Therapeutic strategy in advanced stage disease remains controversial. Theoretically resectable, Stage IIIa disease includes a high proportion of non-resectable nodal diseases. Overall 5-year survival after surgery remains lower than 15%. Randomized trials comparing the results of surgery alone with induction chemotherapy followed by surgery showed a significant benefit to induction therapy. Currently, Stage IIIb diseases are considered unresectable; nevertheless, selected patients are able to undergo an extended resection after induction treatments. In highly selected cases, a surgical resection can be performed in T4 tumors. Surgical resection must be included in a combined multidisciplinary strategy of treatment, and is proposed only for responders. Resectability criteria have to be defined with clinical trials designed to increase the local control by surgery. Thus, so-called Stage IIIb tumors can be divided in two subcategories: potentially resectable and definitively non-resectable. Some locally advanced, initially unresectable tumors (Stage IIIb) can become operable after induction chemoradiotherapy. The French staging system, based upon prognostic and therapeutic subcategories, splits N2 involvement into two subcategories: mN2 (minimal), found at the thoracotomy; and cN2 (clinical), histologically proven at the pre-treatment staging. T4 tumors are divided in potentially resectable T4(1) (invasion of superior vena cava, carina, lower trachea, left atrium), and definitively non-resectable T4(2) (malignant pleural or pericardial effusion, invasion of oesophagus, and vertebrae). Thus, Stage III can be separated into three subcategories, A, B, and C, instead of the two current substages. Stage IIIA includes T3 N1 M0 and T1-T3mN2M0 tumors. Stage IIIB includes T1-T3cN2M0 and T4(1)N0-N2MO tumors. Stage IIIC includes T4(2)N0-N3M0 and T1-T4(1)N3M0 tumors.
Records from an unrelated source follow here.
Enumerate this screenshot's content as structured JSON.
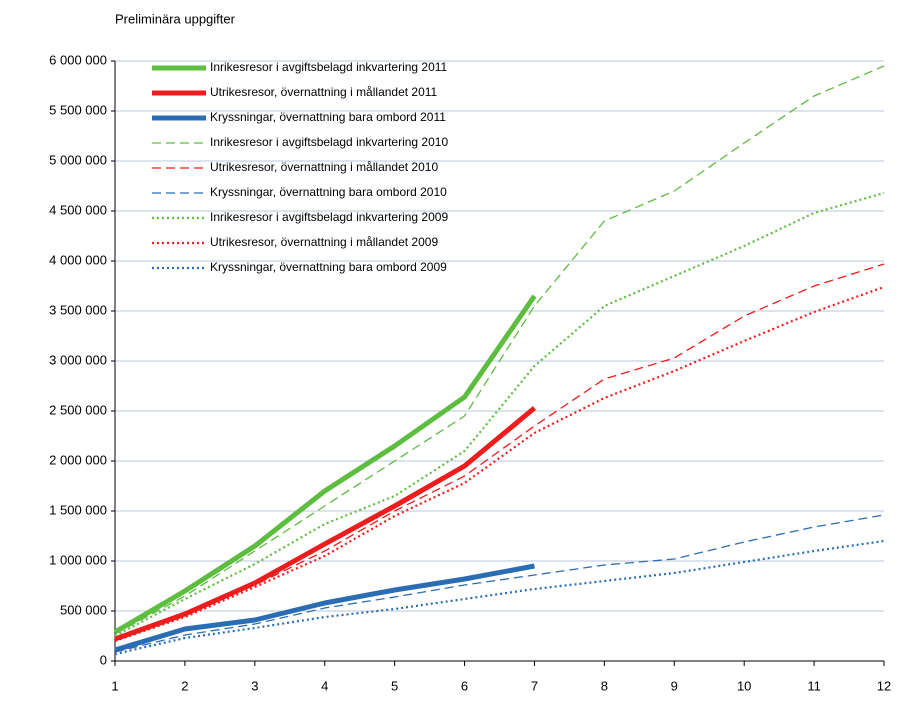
{
  "chart_data": {
    "type": "line",
    "title": "Preliminära uppgifter",
    "x": [
      1,
      2,
      3,
      4,
      5,
      6,
      7,
      8,
      9,
      10,
      11,
      12
    ],
    "xlim": [
      1,
      12
    ],
    "xticks": [
      1,
      2,
      3,
      4,
      5,
      6,
      7,
      8,
      9,
      10,
      11,
      12
    ],
    "ylim": [
      0,
      6000000
    ],
    "yticks": [
      0,
      {
        "value": 500000,
        "label": "500 000"
      },
      {
        "value": 1000000,
        "label": "1 000 000"
      },
      {
        "value": 1500000,
        "label": "1 500 000"
      },
      {
        "value": 2000000,
        "label": "2 000 000"
      },
      {
        "value": 2500000,
        "label": "2 500 000"
      },
      {
        "value": 3000000,
        "label": "3 000 000"
      },
      {
        "value": 3500000,
        "label": "3 500 000"
      },
      {
        "value": 4000000,
        "label": "4 000 000"
      },
      {
        "value": 4500000,
        "label": "4 500 000"
      },
      {
        "value": 5000000,
        "label": "5 000 000"
      },
      {
        "value": 5500000,
        "label": "5 500 000"
      },
      {
        "value": 6000000,
        "label": "6 000 000"
      }
    ],
    "grid": true,
    "legend": "top-left",
    "series": [
      {
        "name": "Inrikesresor i avgiftsbelagd inkvartering 2011",
        "color": "#5cbd3f",
        "dash": "solid",
        "width": 5,
        "values": [
          290000,
          700000,
          1150000,
          1700000,
          2150000,
          2640000,
          3650000,
          null,
          null,
          null,
          null,
          null
        ]
      },
      {
        "name": "Utrikesresor, övernattning i mållandet 2011",
        "color": "#ee1c1c",
        "dash": "solid",
        "width": 5,
        "values": [
          220000,
          470000,
          780000,
          1170000,
          1550000,
          1950000,
          2530000,
          null,
          null,
          null,
          null,
          null
        ]
      },
      {
        "name": "Kryssningar, övernattning bara ombord 2011",
        "color": "#2b6db3",
        "dash": "solid",
        "width": 5,
        "values": [
          110000,
          320000,
          410000,
          580000,
          710000,
          820000,
          950000,
          null,
          null,
          null,
          null,
          null
        ]
      },
      {
        "name": "Inrikesresor i avgiftsbelagd inkvartering 2010",
        "color": "#5cbd3f",
        "dash": "dashed",
        "width": 1.3,
        "values": [
          270000,
          650000,
          1100000,
          1550000,
          2000000,
          2450000,
          3550000,
          4400000,
          4700000,
          5180000,
          5650000,
          5950000
        ]
      },
      {
        "name": "Utrikesresor, övernattning i mållandet 2010",
        "color": "#ee1c1c",
        "dash": "dashed",
        "width": 1.3,
        "values": [
          220000,
          460000,
          760000,
          1100000,
          1500000,
          1850000,
          2350000,
          2820000,
          3030000,
          3450000,
          3750000,
          3970000
        ]
      },
      {
        "name": "Kryssningar, övernattning bara ombord 2010",
        "color": "#2b6db3",
        "dash": "dashed",
        "width": 1.3,
        "values": [
          90000,
          260000,
          370000,
          530000,
          640000,
          760000,
          860000,
          960000,
          1020000,
          1190000,
          1340000,
          1460000
        ]
      },
      {
        "name": "Inrikesresor i avgiftsbelagd inkvartering 2009",
        "color": "#5cbd3f",
        "dash": "dotted",
        "width": 2.2,
        "values": [
          250000,
          620000,
          970000,
          1370000,
          1650000,
          2100000,
          2950000,
          3550000,
          3850000,
          4150000,
          4480000,
          4680000
        ]
      },
      {
        "name": "Utrikesresor, övernattning i mållandet 2009",
        "color": "#ee1c1c",
        "dash": "dotted",
        "width": 2.2,
        "values": [
          200000,
          440000,
          740000,
          1050000,
          1450000,
          1780000,
          2280000,
          2630000,
          2900000,
          3200000,
          3490000,
          3740000
        ]
      },
      {
        "name": "Kryssningar, övernattning bara ombord 2009",
        "color": "#2b6db3",
        "dash": "dotted",
        "width": 2.2,
        "values": [
          70000,
          230000,
          330000,
          440000,
          520000,
          620000,
          720000,
          800000,
          880000,
          990000,
          1100000,
          1200000
        ]
      }
    ]
  }
}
In this way, the therapeutic options in non-small-cell lung cancer (NSCLC) will be clarified with 1) a "primary surgery" subgroup, including Stages I, II, and IIIA, 2) an "induction treatment" subgroup, including Stage IIIB, and 3) a "non-surgical" subgroup, including Stages IIIC and IV.

摘要

晚期疾病的治疗策略仍存在争议。理论上可切除的Ⅲa期疾病包含高比例的不可切除的淋巴结疾病。手术后总体5年生存率仍低于15%。比较单纯手术结果与诱导化疗后手术结果的随机试验显示诱导治疗有显著益处。目前,Ⅲb期疾病被认为不可切除;然而,部分患者在诱导治疗后能够接受扩大切除术。在经过严格筛选的病例中,T4肿瘤可进行手术切除。手术切除必须纳入多学科综合治疗策略,且仅建议用于有反应的患者。必须通过旨在提高手术局部控制率的临床试验来确定可切除性标准。因此,所谓的Ⅲb期肿瘤可分为两个亚类:潜在可切除和明确不可切除。一些局部晚期、最初不可切除的肿瘤(Ⅲb期)在诱导放化疗后可变为可手术切除。基于预后和治疗亚类的法国分期系统将N2受累分为两个亚类:mN2(微小),在开胸手术时发现;以及cN2(临床),在治疗前分期时经组织学证实。T4肿瘤分为潜在可切除的T4(1)(侵犯上腔静脉、隆突、下气管、左心房)和明确不可切除的T4(2)(恶性胸腔或心包积液、侵犯食管和椎体)。因此,Ⅲ期可分为三个亚类,A、B和C,而非目前的两个亚期。ⅢA期包括T3 N1 M0和T1-T3 mN2 M0肿瘤。ⅢB期包括T1-T3 cN2 M0和T4(1) N0-N2 M0肿瘤。ⅢC期包括T4(2) N0-N3 M0和T1-T4(1) N3 M0肿瘤。通过这种方式,非小细胞肺癌(NSCLC)的治疗选择将得以明确,包括1)“一期手术”亚组,包括Ⅰ期、Ⅱ期和ⅢA期;2)“诱导治疗”亚组,包括ⅢB期;3)“非手术”亚组,包括ⅢC期和Ⅳ期。